Gue bersandar ke kursi kemudi dengan lesu. 'Hati perempuan sensitif banget dah,' keluh gue dalam hati. Gue nggak menyangka, olok-oloknnya barusan akan membuatnya baper dan tersinggung.
'Kejar nggak ya?' pikir gue dengan eskpresi serius. Gue sering mendengar Amela bercerita jika ada karakter perempuan yang ngambek dan pergi, biasanya karakter pria akan mengejarnya. Jadi, perlukah dia melakukan yang sama? Tapi itukan cuma di novel, masa iya gue lakuin itu juga? Ini itu dunia nyata bukan fiksi. Gue ulangi, ini dunia nyata! bukan dunia fiksi! hal-hal penting harus diucapkan dua kali!

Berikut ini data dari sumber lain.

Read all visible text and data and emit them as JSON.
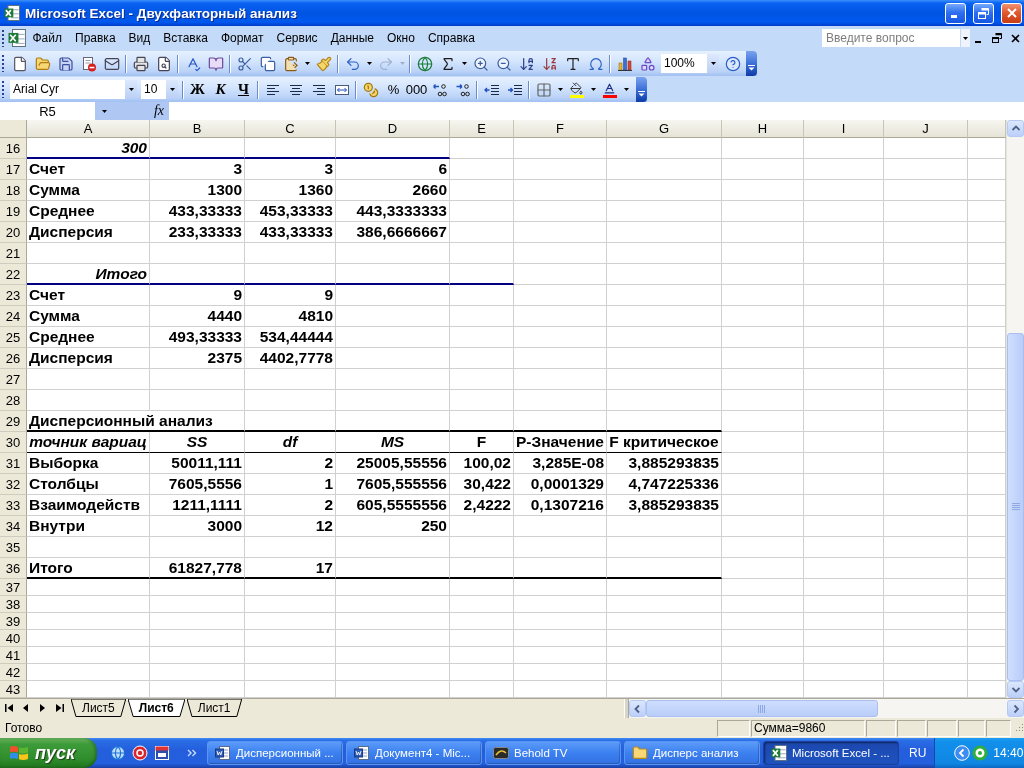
{
  "window": {
    "title": "Microsoft Excel - Двухфакторный анализ"
  },
  "menu_bar": {
    "items": [
      "Файл",
      "Правка",
      "Вид",
      "Вставка",
      "Формат",
      "Сервис",
      "Данные",
      "Окно",
      "Справка"
    ],
    "help_search": {
      "placeholder": "Введите вопрос"
    }
  },
  "standard_toolbar": {
    "redo": {
      "disabled": true
    },
    "zoom": "100%"
  },
  "formatting_toolbar": {
    "font": "Arial Cyr",
    "size": "10",
    "style_buttons": [
      {
        "label": "Ж",
        "kind": "bold"
      },
      {
        "label": "К",
        "kind": "italic"
      },
      {
        "label": "Ч",
        "kind": "underline"
      }
    ],
    "number_buttons": [
      "%",
      "000"
    ]
  },
  "formula_bar": {
    "name_box": "R5",
    "function_button": "fx"
  },
  "sheet": {
    "columns": [
      "A",
      "B",
      "C",
      "D",
      "E",
      "F",
      "G",
      "H",
      "I",
      "J"
    ],
    "rows": [
      {
        "number": "16",
        "cells": [
          {
            "text": "300",
            "kind": "group"
          }
        ]
      },
      {
        "number": "17",
        "cells": [
          {
            "text": "Счет",
            "kind": "label"
          },
          {
            "text": "3",
            "kind": "number"
          },
          {
            "text": "3",
            "kind": "number"
          },
          {
            "text": "6",
            "kind": "number"
          }
        ]
      },
      {
        "number": "18",
        "cells": [
          {
            "text": "Сумма",
            "kind": "label"
          },
          {
            "text": "1300",
            "kind": "number"
          },
          {
            "text": "1360",
            "kind": "number"
          },
          {
            "text": "2660",
            "kind": "number"
          }
        ]
      },
      {
        "number": "19",
        "cells": [
          {
            "text": "Среднее",
            "kind": "label"
          },
          {
            "text": "433,33333",
            "kind": "number"
          },
          {
            "text": "453,33333",
            "kind": "number"
          },
          {
            "text": "443,3333333",
            "kind": "number"
          }
        ]
      },
      {
        "number": "20",
        "cells": [
          {
            "text": "Дисперсия",
            "kind": "label"
          },
          {
            "text": "233,33333",
            "kind": "number"
          },
          {
            "text": "433,33333",
            "kind": "number"
          },
          {
            "text": "386,6666667",
            "kind": "number"
          }
        ]
      },
      {
        "number": "21"
      },
      {
        "number": "22",
        "cells": [
          {
            "text": "Итого",
            "kind": "group"
          }
        ]
      },
      {
        "number": "23",
        "cells": [
          {
            "text": "Счет",
            "kind": "label"
          },
          {
            "text": "9",
            "kind": "number"
          },
          {
            "text": "9",
            "kind": "number"
          }
        ]
      },
      {
        "number": "24",
        "cells": [
          {
            "text": "Сумма",
            "kind": "label"
          },
          {
            "text": "4440",
            "kind": "number"
          },
          {
            "text": "4810",
            "kind": "number"
          }
        ]
      },
      {
        "number": "25",
        "cells": [
          {
            "text": "Среднее",
            "kind": "label"
          },
          {
            "text": "493,33333",
            "kind": "number"
          },
          {
            "text": "534,44444",
            "kind": "number"
          }
        ]
      },
      {
        "number": "26",
        "cells": [
          {
            "text": "Дисперсия",
            "kind": "label"
          },
          {
            "text": "2375",
            "kind": "number"
          },
          {
            "text": "4402,7778",
            "kind": "number"
          }
        ]
      },
      {
        "number": "27"
      },
      {
        "number": "28"
      },
      {
        "number": "29",
        "cells": [
          {
            "text": "Дисперсионный анализ",
            "kind": "title"
          }
        ]
      },
      {
        "number": "30",
        "cells": [
          {
            "text": "точник вариац",
            "kind": "head"
          },
          {
            "text": "SS",
            "kind": "head"
          },
          {
            "text": "df",
            "kind": "head"
          },
          {
            "text": "MS",
            "kind": "head"
          },
          {
            "text": "F",
            "kind": "stat"
          },
          {
            "text": "P-Значение",
            "kind": "stat"
          },
          {
            "text": "F критическое",
            "kind": "stat"
          }
        ]
      },
      {
        "number": "31",
        "cells": [
          {
            "text": "Выборка",
            "kind": "label"
          },
          {
            "text": "50011,111",
            "kind": "number"
          },
          {
            "text": "2",
            "kind": "number"
          },
          {
            "text": "25005,55556",
            "kind": "number"
          },
          {
            "text": "100,02",
            "kind": "number"
          },
          {
            "text": "3,285E-08",
            "kind": "number"
          },
          {
            "text": "3,885293835",
            "kind": "number"
          }
        ]
      },
      {
        "number": "32",
        "cells": [
          {
            "text": "Столбцы",
            "kind": "label"
          },
          {
            "text": "7605,5556",
            "kind": "number"
          },
          {
            "text": "1",
            "kind": "number"
          },
          {
            "text": "7605,555556",
            "kind": "number"
          },
          {
            "text": "30,422",
            "kind": "number"
          },
          {
            "text": "0,0001329",
            "kind": "number"
          },
          {
            "text": "4,747225336",
            "kind": "number"
          }
        ]
      },
      {
        "number": "33",
        "cells": [
          {
            "text": "Взаимодейств",
            "kind": "label"
          },
          {
            "text": "1211,1111",
            "kind": "number"
          },
          {
            "text": "2",
            "kind": "number"
          },
          {
            "text": "605,5555556",
            "kind": "number"
          },
          {
            "text": "2,4222",
            "kind": "number"
          },
          {
            "text": "0,1307216",
            "kind": "number"
          },
          {
            "text": "3,885293835",
            "kind": "number"
          }
        ]
      },
      {
        "number": "34",
        "cells": [
          {
            "text": "Внутри",
            "kind": "label"
          },
          {
            "text": "3000",
            "kind": "number"
          },
          {
            "text": "12",
            "kind": "number"
          },
          {
            "text": "250",
            "kind": "number"
          }
        ]
      },
      {
        "number": "35"
      },
      {
        "number": "36",
        "cells": [
          {
            "text": "Итого",
            "kind": "label"
          },
          {
            "text": "61827,778",
            "kind": "number"
          },
          {
            "text": "17",
            "kind": "number"
          }
        ]
      },
      {
        "number": "37"
      },
      {
        "number": "38"
      },
      {
        "number": "39"
      },
      {
        "number": "40"
      },
      {
        "number": "41"
      },
      {
        "number": "42"
      },
      {
        "number": "43"
      }
    ]
  },
  "sheet_tabs": [
    {
      "label": "Лист5",
      "selected": false
    },
    {
      "label": "Лист6",
      "selected": true
    },
    {
      "label": "Лист1",
      "selected": false
    }
  ],
  "status_bar": {
    "status": "Готово",
    "sum": "Сумма=9860"
  },
  "taskbar": {
    "start": "пуск",
    "windows": [
      {
        "label": "Дисперсионный ...",
        "kind": "word",
        "selected": false
      },
      {
        "label": "Документ4 - Mic...",
        "kind": "word",
        "selected": false
      },
      {
        "label": "Behold TV",
        "kind": "tv",
        "selected": false
      },
      {
        "label": "Дисперс анализ",
        "kind": "folder",
        "selected": false
      },
      {
        "label": "Microsoft Excel - ...",
        "kind": "excel",
        "selected": true
      }
    ],
    "language": "RU",
    "clock": "14:40"
  }
}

Pada akhirnya gue mengambil ponsel dan menghubungi seseorang yang merupakan pakar dalam kehidupan penuh drama. "Halo Mel?"
"Iya, halo Beb." Suara indah yang familiar bergema dari sisi lain, secara efektif menaikkan mood gue yang agak suram.
Tanpa basa-basi, gue menjelaskan apa yang baru saja terjadi, menghindari memberitahunya tentang fakta bahwa Jeni berkoalisi dengan Rama demi merusak hubungan mereka, hanya menjelaskan bagaimana gue tampak menyinggung perasaannya, membuatnya marah sampai dia memilih untuk diturunkan di jalan.
Selesai menjelaskan, suara di sisi lain terdengar. "Ihh... kamu itu, mulutnya nggak bisa dijaga banget sih!"
Gue tersenyum kecut saat mendengar keluhan Amela. "Ya aku nggak tahu kalo itu bakal buat dia tersinggung," kata gue membela diri. "Aku kan niatnya mau bercanda aja."
Meski mengatakan demikian, di dalam gue bergumam: 'Nggak sih, niatnya emang mau ngeledek aja.'
"Ini dari tadi atau baru?" tanya Amela dari ponsel. "Sekitar lima menit sejak dia keluar dari mobil," jawab gue.
"Belum jauh itu, cepetan kejar dia!" Amela berseru, sementara gue mengerutkan kening. "Kamu mau aku ngejar dia?" tanya gue.